By Soyoung Ho
Large accounting firms in comment letters asked the SEC to work with the PCAOB on what the auditor’s role should be if the commission moves ahead with its plans to get rid of the requirement that public companies disclose selected quarterly financial data, which means that fourth quarter results will no longer be discretely presented in the financial statements.
Their request comes as the SEC published a proposal intended to streamline information required in the management’s discussion and analysis (MD&A) and selected financial data in Release No. 33-10750, Management’s Discussion and Analysis, Selected Financial Data, and Supplementary Financial Information, issued on January 30, 2020.
The capital market regulator proposes to eliminate Item 302 of Regulation S-K, which spells out the reporting requirements under the Securities Act of 1933.
Item 302(a)(1) requires disclosure of selected quarterly financial data of specified operating results and Item 302(a)(2) requires disclosure of variances in these results from amounts previously reported on a Form 10-Q. In particular, Item 302(a) requires certain information for each full quarter within the two most recent fiscal years and any subsequent period for which financial statements are included, according to Release No. 33-10750.
The SEC said it is proposing to eliminate Item 302 because the information can be readily accessed in previous filings and elsewhere through the Electronic Data Gathering, Analysis, and Retrieval (EDGAR) System. (See SEC Proposes to Streamline MD&, Financial Data in the February 3, 2020, edition of Accounting & Compliance Alert.)
KPMG LLP said it supports the proposed elimination of Item 302(a), but companies might still choose to voluntarily present selected quarterly information, including fourth quarter data in their annual reports.
But PCAOB Auditing Standard (AS) 4105, Reviews of Interim Financial Information, requires auditors to review the fourth quarter interim financial data only when it is in an annual filing.
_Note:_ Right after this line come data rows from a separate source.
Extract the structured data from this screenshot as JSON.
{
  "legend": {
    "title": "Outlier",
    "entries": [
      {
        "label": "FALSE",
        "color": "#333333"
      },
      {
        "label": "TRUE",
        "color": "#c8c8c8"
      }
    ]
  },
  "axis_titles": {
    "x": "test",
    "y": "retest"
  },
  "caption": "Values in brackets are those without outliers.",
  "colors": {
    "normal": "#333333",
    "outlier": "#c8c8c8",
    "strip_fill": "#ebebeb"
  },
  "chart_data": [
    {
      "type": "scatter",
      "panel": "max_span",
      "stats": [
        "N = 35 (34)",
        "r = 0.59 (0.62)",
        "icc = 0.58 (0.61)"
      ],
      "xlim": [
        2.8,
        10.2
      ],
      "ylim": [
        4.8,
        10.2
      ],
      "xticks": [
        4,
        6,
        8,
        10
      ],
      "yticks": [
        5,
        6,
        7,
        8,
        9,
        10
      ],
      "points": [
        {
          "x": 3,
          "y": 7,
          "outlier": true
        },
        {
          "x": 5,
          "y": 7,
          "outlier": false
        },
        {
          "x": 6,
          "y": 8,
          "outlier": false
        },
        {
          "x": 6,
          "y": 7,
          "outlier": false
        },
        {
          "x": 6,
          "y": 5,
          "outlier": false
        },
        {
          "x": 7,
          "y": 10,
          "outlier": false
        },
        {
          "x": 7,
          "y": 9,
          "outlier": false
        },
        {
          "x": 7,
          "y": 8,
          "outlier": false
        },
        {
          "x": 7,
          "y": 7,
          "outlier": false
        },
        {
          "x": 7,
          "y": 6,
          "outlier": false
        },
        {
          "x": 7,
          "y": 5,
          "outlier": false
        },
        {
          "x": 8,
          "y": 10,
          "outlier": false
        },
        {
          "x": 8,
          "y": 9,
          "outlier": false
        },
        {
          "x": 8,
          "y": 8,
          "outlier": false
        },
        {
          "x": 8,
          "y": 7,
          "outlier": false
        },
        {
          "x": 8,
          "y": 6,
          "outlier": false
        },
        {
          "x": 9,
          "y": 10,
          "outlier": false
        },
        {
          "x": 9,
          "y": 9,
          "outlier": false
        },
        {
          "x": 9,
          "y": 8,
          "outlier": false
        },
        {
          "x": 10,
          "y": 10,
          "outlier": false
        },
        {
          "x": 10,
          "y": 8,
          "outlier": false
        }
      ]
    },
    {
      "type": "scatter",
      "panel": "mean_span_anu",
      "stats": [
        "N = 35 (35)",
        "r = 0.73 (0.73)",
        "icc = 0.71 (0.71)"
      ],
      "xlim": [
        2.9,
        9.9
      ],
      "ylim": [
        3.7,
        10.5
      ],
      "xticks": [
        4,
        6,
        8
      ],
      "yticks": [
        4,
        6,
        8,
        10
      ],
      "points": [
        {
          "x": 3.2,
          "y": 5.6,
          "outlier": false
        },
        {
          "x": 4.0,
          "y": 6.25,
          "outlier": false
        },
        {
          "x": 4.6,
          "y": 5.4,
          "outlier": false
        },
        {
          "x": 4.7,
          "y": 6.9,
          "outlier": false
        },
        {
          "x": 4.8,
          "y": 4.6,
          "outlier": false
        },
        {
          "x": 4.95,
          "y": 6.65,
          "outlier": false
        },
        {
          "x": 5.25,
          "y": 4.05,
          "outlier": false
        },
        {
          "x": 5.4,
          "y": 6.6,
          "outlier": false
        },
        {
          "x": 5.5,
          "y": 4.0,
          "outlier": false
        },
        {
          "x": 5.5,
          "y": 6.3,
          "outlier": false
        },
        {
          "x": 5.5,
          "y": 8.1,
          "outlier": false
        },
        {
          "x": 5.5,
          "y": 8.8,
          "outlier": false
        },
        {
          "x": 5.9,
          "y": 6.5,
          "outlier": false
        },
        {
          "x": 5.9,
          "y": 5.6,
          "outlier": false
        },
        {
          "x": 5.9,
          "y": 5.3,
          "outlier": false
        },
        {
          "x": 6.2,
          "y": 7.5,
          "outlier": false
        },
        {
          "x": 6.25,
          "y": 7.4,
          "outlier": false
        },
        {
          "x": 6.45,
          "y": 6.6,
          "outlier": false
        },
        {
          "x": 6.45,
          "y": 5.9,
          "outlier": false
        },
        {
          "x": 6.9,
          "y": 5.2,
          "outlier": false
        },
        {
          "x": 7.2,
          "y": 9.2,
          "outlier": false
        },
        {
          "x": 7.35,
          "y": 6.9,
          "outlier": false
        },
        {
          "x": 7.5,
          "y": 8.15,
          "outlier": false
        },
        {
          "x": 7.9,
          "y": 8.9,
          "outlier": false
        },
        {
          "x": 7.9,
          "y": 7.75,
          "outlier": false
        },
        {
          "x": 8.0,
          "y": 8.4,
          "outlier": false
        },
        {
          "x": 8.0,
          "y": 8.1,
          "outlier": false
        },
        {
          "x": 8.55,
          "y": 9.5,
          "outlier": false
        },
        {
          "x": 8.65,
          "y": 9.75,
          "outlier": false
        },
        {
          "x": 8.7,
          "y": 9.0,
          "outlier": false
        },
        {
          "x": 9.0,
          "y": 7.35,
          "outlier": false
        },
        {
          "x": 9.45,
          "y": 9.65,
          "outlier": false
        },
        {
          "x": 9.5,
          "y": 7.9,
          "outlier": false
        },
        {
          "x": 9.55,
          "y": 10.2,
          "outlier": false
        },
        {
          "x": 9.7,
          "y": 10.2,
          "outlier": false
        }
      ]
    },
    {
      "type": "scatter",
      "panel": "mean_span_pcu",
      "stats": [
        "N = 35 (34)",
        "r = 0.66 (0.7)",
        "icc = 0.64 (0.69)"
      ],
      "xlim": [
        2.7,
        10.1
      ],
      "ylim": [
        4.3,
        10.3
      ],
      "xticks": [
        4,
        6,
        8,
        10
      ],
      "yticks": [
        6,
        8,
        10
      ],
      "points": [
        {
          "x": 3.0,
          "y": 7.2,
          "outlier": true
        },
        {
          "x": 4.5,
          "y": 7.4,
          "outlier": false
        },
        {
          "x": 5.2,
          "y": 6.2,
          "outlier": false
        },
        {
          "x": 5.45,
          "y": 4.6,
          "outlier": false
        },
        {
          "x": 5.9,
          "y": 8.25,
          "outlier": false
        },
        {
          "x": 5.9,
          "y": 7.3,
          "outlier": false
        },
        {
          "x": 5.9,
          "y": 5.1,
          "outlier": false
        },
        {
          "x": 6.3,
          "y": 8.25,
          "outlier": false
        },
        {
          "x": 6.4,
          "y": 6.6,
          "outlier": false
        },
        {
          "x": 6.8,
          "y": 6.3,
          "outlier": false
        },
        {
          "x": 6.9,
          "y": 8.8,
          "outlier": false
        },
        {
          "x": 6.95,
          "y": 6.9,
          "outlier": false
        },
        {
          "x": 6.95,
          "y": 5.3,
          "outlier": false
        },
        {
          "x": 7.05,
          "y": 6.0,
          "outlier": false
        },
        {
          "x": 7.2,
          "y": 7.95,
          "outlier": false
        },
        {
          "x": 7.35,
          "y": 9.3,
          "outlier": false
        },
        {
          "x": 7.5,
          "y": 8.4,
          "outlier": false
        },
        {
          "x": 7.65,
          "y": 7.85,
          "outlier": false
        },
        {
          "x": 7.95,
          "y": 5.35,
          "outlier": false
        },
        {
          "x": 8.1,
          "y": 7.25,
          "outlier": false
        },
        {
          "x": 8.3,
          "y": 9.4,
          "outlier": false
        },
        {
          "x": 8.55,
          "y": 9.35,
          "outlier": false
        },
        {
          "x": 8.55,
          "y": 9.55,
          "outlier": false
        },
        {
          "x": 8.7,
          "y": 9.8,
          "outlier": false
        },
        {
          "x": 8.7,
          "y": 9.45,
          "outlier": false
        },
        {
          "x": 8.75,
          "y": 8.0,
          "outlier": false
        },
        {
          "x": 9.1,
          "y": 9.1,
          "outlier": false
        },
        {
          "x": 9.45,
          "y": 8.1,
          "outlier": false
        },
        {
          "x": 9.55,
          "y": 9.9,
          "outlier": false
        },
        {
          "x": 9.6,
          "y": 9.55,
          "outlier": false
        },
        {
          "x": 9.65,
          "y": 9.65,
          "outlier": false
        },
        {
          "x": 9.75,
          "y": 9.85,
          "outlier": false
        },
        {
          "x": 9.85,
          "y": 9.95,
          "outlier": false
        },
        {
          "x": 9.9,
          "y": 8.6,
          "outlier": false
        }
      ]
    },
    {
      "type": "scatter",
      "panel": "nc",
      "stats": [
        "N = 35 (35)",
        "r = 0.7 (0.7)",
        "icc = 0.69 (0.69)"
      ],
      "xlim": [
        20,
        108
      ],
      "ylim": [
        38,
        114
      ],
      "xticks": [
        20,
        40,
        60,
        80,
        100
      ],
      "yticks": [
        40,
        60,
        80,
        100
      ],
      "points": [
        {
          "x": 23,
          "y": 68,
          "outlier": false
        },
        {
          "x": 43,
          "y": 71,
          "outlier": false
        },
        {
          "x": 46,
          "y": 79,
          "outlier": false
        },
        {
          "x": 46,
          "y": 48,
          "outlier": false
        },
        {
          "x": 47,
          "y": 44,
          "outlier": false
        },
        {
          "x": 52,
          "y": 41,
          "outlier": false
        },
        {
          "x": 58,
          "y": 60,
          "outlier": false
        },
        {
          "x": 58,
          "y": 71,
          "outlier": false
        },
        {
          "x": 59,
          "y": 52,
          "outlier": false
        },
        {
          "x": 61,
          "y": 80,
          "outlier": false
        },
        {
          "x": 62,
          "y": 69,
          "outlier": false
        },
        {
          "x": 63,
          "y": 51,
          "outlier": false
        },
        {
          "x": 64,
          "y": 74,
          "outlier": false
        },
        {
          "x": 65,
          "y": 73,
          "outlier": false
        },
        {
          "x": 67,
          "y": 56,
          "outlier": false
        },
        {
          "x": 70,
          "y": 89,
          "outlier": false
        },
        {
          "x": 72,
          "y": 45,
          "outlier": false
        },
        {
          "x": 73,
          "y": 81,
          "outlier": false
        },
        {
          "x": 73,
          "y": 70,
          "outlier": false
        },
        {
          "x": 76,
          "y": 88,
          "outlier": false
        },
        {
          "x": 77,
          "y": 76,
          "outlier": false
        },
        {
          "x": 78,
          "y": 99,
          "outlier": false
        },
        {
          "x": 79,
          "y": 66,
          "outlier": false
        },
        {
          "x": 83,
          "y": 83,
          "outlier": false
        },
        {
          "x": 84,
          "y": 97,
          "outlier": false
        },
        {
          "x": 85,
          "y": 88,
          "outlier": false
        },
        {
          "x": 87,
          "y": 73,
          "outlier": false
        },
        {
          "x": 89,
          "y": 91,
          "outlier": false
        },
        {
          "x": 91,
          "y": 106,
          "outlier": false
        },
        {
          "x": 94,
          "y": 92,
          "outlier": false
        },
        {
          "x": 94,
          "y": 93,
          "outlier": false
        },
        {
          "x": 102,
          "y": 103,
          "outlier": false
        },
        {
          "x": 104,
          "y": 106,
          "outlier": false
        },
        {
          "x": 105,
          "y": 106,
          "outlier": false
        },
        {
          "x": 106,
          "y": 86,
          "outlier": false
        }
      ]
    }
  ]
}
The standard is silent about what auditors have to do with information that is voluntarily provided.
“If providing fourth quarter information becomes voluntary under a final rule, the auditor’s responsibility relating to that information is not clear,” KPMG wrote. “If Item 302(a) is eliminated in the final rule as a proposed, we recommend the SEC coordinate with the PCAOB as necessary to clarify the auditor’s responsibility over voluntarily-provided fourth quarter information.”
More Research Needed
In the meantime, some audit firms asked the SEC to consider alternative approaches because the proposal could shortchange investors.
RSM US LLP said the SEC should ask investors to find out what level of assurance they want on fourth quarter information and then decide whether Item 302(a) should be eliminated.
“If investors do not see a need to retain Item 302(a) generally, we recommend the Commission consider retaining a more narrow requirement to disclose the Item 302(a) information when there is a material retrospective change to be reflected in the current and prior years’ quarter,” RSM said.
Ernst & Young LLP believes that Item 302(a) should be retained and even be improved to benefit investors.
The Big Four firm said a company discloses retrospective revisions to amounts disclosed in prior quarterly reports on Form 10-Q. Companies make revisions because of errors, changes in accounting principles, and discontinued operations.
“Absent the Item 302(a) disclosures, an investor may not see the adjusted quarterly information until the subsequent year’s quarterly reports on Form 10-Q,” EY wrote. The firm said the SEC should also revise the current required line items to conform to the key subtotals in the company’s interim income statement.
Currently, Item 302(a)(1) can create an inconsistency between the quarterly data and the financial statements because companies are only required to include gross profit in their quarterly data yet may not present that in their interim financial statements according to SEC Staff Accounting Bulletin (SAB) Topic 11.B, Depreciation and Depletion Excluded from Cost of Sales.
Investors, including the SEC’s Investor Advisory Committee, told the commission to leave Item 302(a) alone because it shifts the burdens from companies to them in getting the information. (See Investor Advisory Committee Recommends SEC to Rethink Plans to Streamline MD&A and Financial Disclosure Rules in the May 26, 2020 edition of ACA.)